Dienstag, 1. November 2011

9 1/2 Monate

288 Tage in Aotearoa, dem Land der langen weißen Wolke, liegen hinter mir. Nachdem ich wieder festen deutschen Boden unter den Füßen habe und genügend Zeit hatte, um die vergangenen Monate Revue passieren zu lassen, ist er nun endlich da: mein allerletzter Reiseblogeintrag!

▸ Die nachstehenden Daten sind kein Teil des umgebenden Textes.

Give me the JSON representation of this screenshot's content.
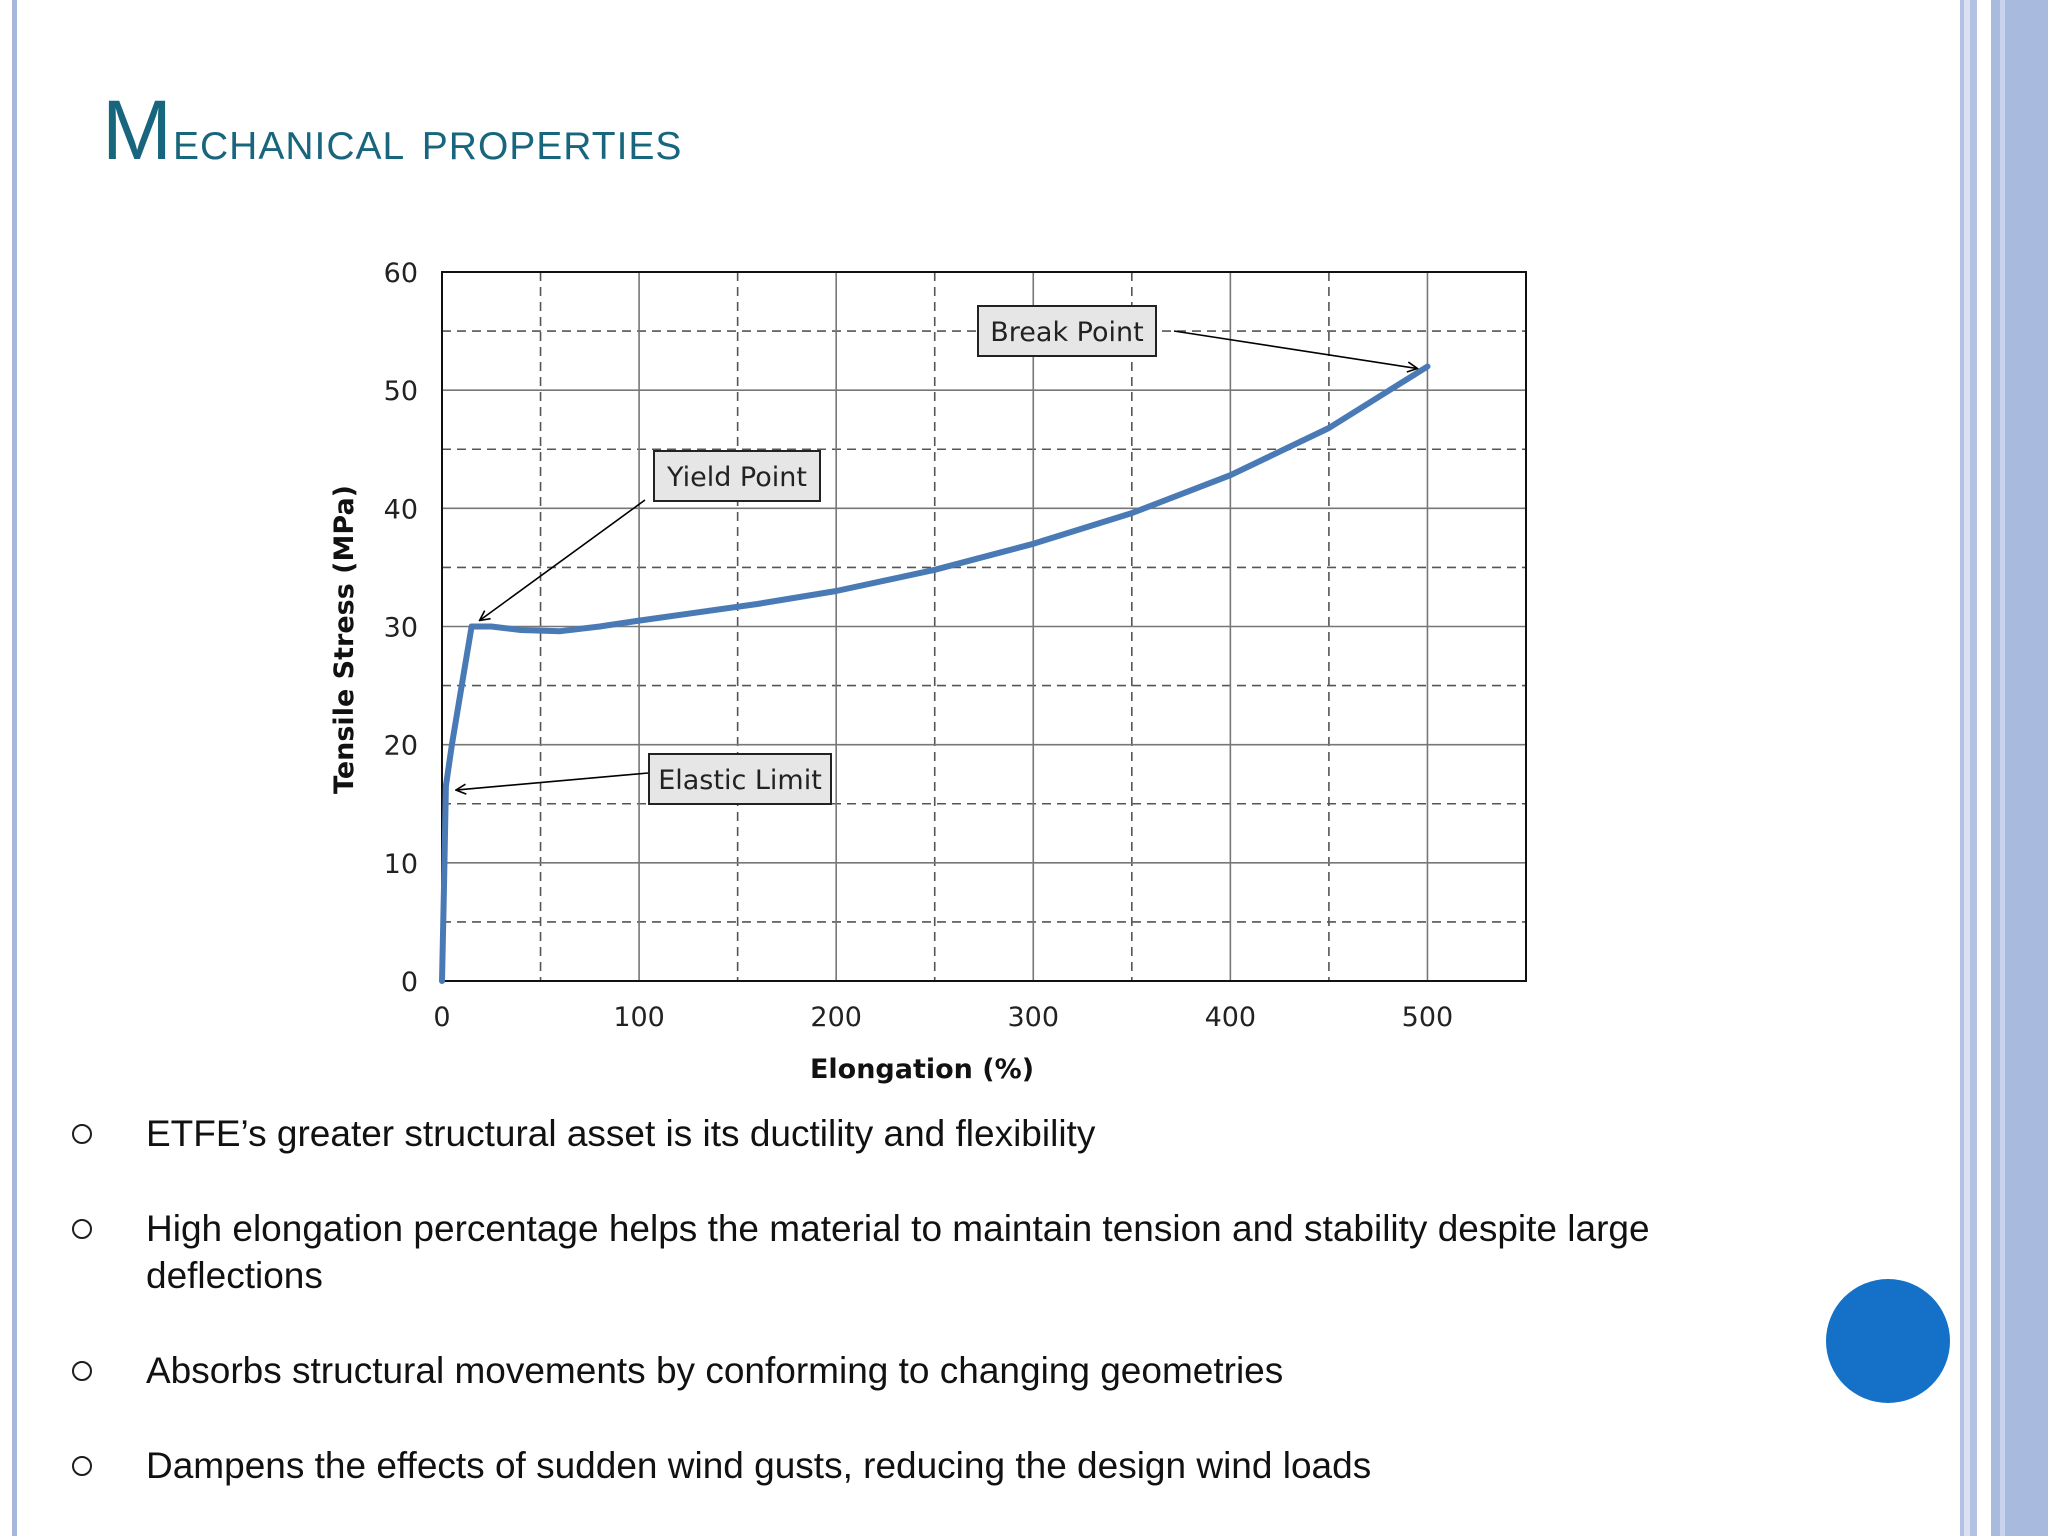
{
  "slide": {
    "title": "Mechanical properties",
    "bullets": [
      "ETFE’s greater structural asset is its ductility and flexibility",
      "High elongation percentage helps the material to maintain tension and stability despite large deflections",
      "Absorbs structural movements by conforming to changing geometries",
      "Dampens the effects of sudden wind gusts, reducing the design wind loads"
    ],
    "colors": {
      "title": "#17667e",
      "curve": "#4a7ab5",
      "accent_circle": "#1570c7",
      "side_rule": "#a6b7de"
    }
  },
  "chart_data": {
    "type": "line",
    "title": "",
    "xlabel": "Elongation (%)",
    "ylabel": "Tensile Stress (MPa)",
    "xlim": [
      0,
      550
    ],
    "ylim": [
      0,
      60
    ],
    "xticks": [
      0,
      100,
      200,
      300,
      400,
      500
    ],
    "yticks": [
      0,
      10,
      20,
      30,
      40,
      50,
      60
    ],
    "grid": {
      "major": true,
      "minor_dashed": true
    },
    "series": [
      {
        "x": [
          0,
          1,
          2,
          5,
          10,
          15,
          25,
          40,
          60,
          80,
          100,
          130,
          160,
          200,
          250,
          300,
          350,
          400,
          450,
          500
        ],
        "y": [
          0,
          8,
          16.5,
          20,
          25,
          30,
          30,
          29.7,
          29.6,
          30,
          30.5,
          31.2,
          31.9,
          33,
          34.8,
          37,
          39.6,
          42.8,
          46.8,
          52
        ]
      }
    ],
    "annotations": [
      {
        "text": "Break Point",
        "x": 500,
        "y": 52
      },
      {
        "text": "Yield Point",
        "x": 15,
        "y": 30
      },
      {
        "text": "Elastic Limit",
        "x": 2,
        "y": 16.5
      }
    ]
  }
}
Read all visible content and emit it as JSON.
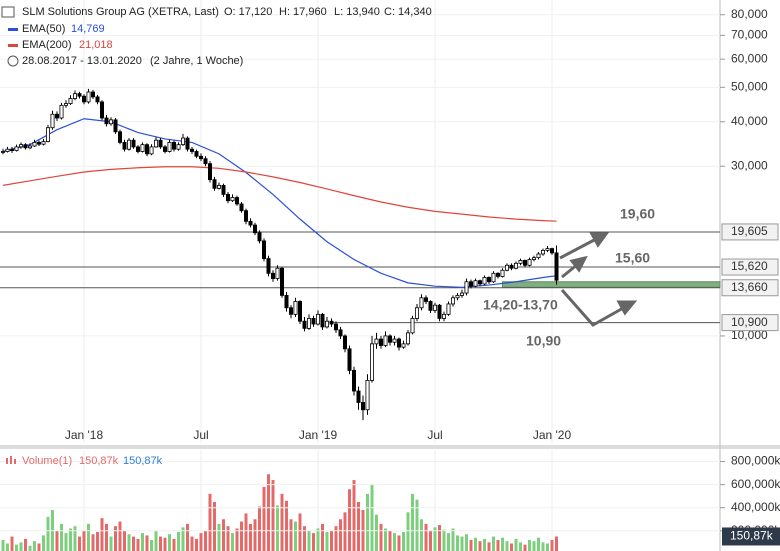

Auch wenn es kitschig klingt, aber ich erinnere mich daran, dass ich als Kind von einem Land träumte, in dem ich innerhalb kürzester Zeit von Nord nach Süd und von West nach Ost reisen könnte und völlig verschiedene Landschaftsformen vorfinden würde. Hier die Berge mit ganz viel Schnee zum Iglu-Bauen, dort der Strand zum Wellenbelauschen. Erst wünschte ich mir die Märchenszenerie mit verschlafenen Wäldern und Seen, dann fand ich Gefallen an der typischen Ruhrgebietslandschaft: saftig grüne Hügel, durchbrochen von Überbleibseln des Kohlezeitalters - ein Paradies zum Klettern, Heruntoben und Unsinn machen.
Vieles davon (und noch viel mehr) habe ich in diesen neuneinhalb Monaten entdeckt: Berge, Täler, Schluchten, Höhlen, Flüsse, Seen, Meere, Fjorde, Gletscher, Strände, Buchten, Seen, Lagunen, Wälder, Dschungel, Felder, Wüsten, Vulkane und Krater. Vom Land, vom Wasser, aus der Luft, zu Fuß, mit dem Auto, dem Bus und dem Quad, mit dem Ruder-, Motor- und Paddelboot, mit dem Flugzeug, auf dem Trampolin und am Fallschirm baumelnd habe ich Neuseeland erkundet, bestaunt und angelacht.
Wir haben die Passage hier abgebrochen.